02 July 2026

Lumumba Vea lives for us all

Sarath S De Silva’s ‘Kotuwa Pitakotuwa 1’ is a book I haven’t read. Vihanga Perera WhatsApped me the cover page and also a couple of pages from the book. He did so because there’s a reference to my father, Gamini Seneviratne.


De Silva recollects a couple of poetry magazines published in the University of Ceylon, Peradeniya, back in the early nineteen sixties. He says they were titled ‘Nisades I’ and ‘Nisades II’. From what I remember, there was a magazine titled ‘Poetry Peradeniya’ and later, ‘Peradeniya Kavi’ which I believe was bi or tri lingual. My father was associated with both.  

De Silva remembered but a few lines from a poem he believes my father wrote:

‘Meruva namuth lumumbaava
merune naa
aprikaava.’


[Although Lumumba was killed, Africa did not die]

Years ago, decades in fact, my father related a story about Lumumba. This was when he saw a photograph of the statue of Governor Ward in Kandy and in front of the Dalada Maligawa being removed (to be replaced by one of Madduma Bandara). It appeared on the front page of the Daily News or the Island, I can’t remember which.

‘When Lumumba was killed, we marched from Peradeniya to Kandy,’ that’s how he started the story.

He told me about Patrice Lumumba, Congo’s first Prime Minister after gaining independence from Belgium in June 1960. He was assassinated in January 1961. He was just 35.

Lumumba was a symbol of Congolese nationalism during the struggle against Belgian colonial rule which began when the butcher King Leopold established the Congo Free State in 1885. Around 10 million Congolese were killed between 1885 and 1908, even as Leopold plundered rubber and ivory.

His ‘Independence Speech’ is hailed as one of the most important in the 20th Century. Malcolm X observed that Lumumba was ‘the greatest Black man who ever walked the African continent.’ He spoke before King Baudouin of Belgium, the great-great-nephew of the aforementioned butcher.

Lumumba was ousted in a military coup led by Mobutu Sese Seku who captured and flew him to Katanga where he was tortured and eventually executed by a firing squad. Then his body was thrown into a shallow grave only to be dug up later, dismembered and his remains dissolved in acid.

It is said that the only remnant of Lumumba was a gold-crowned tooth, which Belgian police officer  Gérard Soete kept for 39 years until his death in 2000. Soete confessed that he was the one responsible for dismembering the body and dissolving Lumumba’s remains.

Africa did not die then. Lived. Lives. Present. Continuous. And while the continent lives, the people of at least 10 countries cheer their heroes playing their hearts out at the Football World Cup. They turn up, they cheer. But one man stands out.

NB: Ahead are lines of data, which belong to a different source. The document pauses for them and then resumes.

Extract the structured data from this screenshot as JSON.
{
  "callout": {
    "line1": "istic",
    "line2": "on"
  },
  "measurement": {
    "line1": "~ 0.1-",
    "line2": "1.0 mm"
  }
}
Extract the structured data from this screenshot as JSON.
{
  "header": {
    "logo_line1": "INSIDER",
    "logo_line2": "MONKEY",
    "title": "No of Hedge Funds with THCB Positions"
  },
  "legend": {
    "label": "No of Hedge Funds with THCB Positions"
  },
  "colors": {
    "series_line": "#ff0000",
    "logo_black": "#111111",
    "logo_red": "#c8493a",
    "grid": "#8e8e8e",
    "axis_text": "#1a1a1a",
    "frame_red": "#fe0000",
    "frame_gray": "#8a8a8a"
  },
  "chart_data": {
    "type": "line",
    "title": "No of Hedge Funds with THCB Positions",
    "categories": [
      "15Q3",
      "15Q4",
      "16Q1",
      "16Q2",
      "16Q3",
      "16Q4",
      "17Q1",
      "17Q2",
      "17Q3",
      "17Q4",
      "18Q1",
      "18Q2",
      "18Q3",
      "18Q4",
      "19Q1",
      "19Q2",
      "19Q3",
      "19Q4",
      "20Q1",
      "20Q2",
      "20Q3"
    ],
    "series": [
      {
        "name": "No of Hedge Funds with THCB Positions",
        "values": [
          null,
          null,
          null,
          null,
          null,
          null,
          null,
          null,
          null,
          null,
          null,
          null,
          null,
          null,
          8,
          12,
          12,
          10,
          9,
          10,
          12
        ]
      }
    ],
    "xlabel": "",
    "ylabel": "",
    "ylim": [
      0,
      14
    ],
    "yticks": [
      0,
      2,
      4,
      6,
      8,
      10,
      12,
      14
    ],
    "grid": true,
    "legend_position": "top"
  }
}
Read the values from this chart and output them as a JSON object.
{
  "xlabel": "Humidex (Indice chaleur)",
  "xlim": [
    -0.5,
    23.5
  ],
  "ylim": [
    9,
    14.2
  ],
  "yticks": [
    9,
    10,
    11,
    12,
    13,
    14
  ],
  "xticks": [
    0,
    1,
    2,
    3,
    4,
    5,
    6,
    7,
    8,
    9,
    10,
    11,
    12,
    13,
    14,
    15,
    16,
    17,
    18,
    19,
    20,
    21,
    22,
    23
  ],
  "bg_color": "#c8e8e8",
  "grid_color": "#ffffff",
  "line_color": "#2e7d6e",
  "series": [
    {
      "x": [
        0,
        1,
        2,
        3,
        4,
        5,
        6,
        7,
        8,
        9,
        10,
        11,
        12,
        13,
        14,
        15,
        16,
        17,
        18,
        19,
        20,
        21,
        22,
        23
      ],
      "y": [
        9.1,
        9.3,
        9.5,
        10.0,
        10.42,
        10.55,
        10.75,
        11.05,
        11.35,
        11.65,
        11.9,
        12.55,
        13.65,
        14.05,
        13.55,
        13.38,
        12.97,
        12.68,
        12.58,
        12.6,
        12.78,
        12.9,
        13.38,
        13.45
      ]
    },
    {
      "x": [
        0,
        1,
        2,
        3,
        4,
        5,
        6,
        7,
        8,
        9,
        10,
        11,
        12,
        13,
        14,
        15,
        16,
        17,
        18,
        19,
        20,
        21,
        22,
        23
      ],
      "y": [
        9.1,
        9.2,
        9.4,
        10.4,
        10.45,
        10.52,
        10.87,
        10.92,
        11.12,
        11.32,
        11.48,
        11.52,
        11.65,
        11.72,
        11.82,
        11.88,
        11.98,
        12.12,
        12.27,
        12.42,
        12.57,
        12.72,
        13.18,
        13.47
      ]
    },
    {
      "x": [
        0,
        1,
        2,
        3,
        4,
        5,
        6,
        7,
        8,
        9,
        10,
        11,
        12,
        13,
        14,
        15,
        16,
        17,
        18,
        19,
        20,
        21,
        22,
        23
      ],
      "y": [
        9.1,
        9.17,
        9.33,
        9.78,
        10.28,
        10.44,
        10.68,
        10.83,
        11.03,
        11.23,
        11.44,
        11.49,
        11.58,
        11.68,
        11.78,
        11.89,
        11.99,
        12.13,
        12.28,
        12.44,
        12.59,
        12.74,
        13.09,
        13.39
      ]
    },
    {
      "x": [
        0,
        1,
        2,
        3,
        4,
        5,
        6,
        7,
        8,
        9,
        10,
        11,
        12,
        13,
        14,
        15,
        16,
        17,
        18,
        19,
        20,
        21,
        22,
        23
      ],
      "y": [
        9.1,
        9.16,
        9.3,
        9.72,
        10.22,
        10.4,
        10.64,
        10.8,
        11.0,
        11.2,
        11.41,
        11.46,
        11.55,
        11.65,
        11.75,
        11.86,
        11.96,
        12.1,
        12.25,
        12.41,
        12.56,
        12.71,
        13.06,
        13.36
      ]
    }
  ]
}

Michel Kuka Mboladinga, better known by his nickname ‘Lumumba Vea,’ or ‘Lumumba Lives. He is the Congolese national team’s most famous fan. It all began during the 2025 Africa Cup of Nations in Morocco, when he stood upon a pedestal with a steely gaze during every Congo match, remaining perfectly still with his right arm raised from beginning to end.

He was not granted a US visa to watch the Democratic Republic of Congo play Uzbekistan, but he was in Guadalajara, Mexico, to watch them against Colombia. He stood still throughout the game. The picture says it all.

Lumumba was killed, my father told me. Lumumba lives, says Michel Kuka Mboladinga. Africa lives, says Africans, as did my father, more than 60 years ago.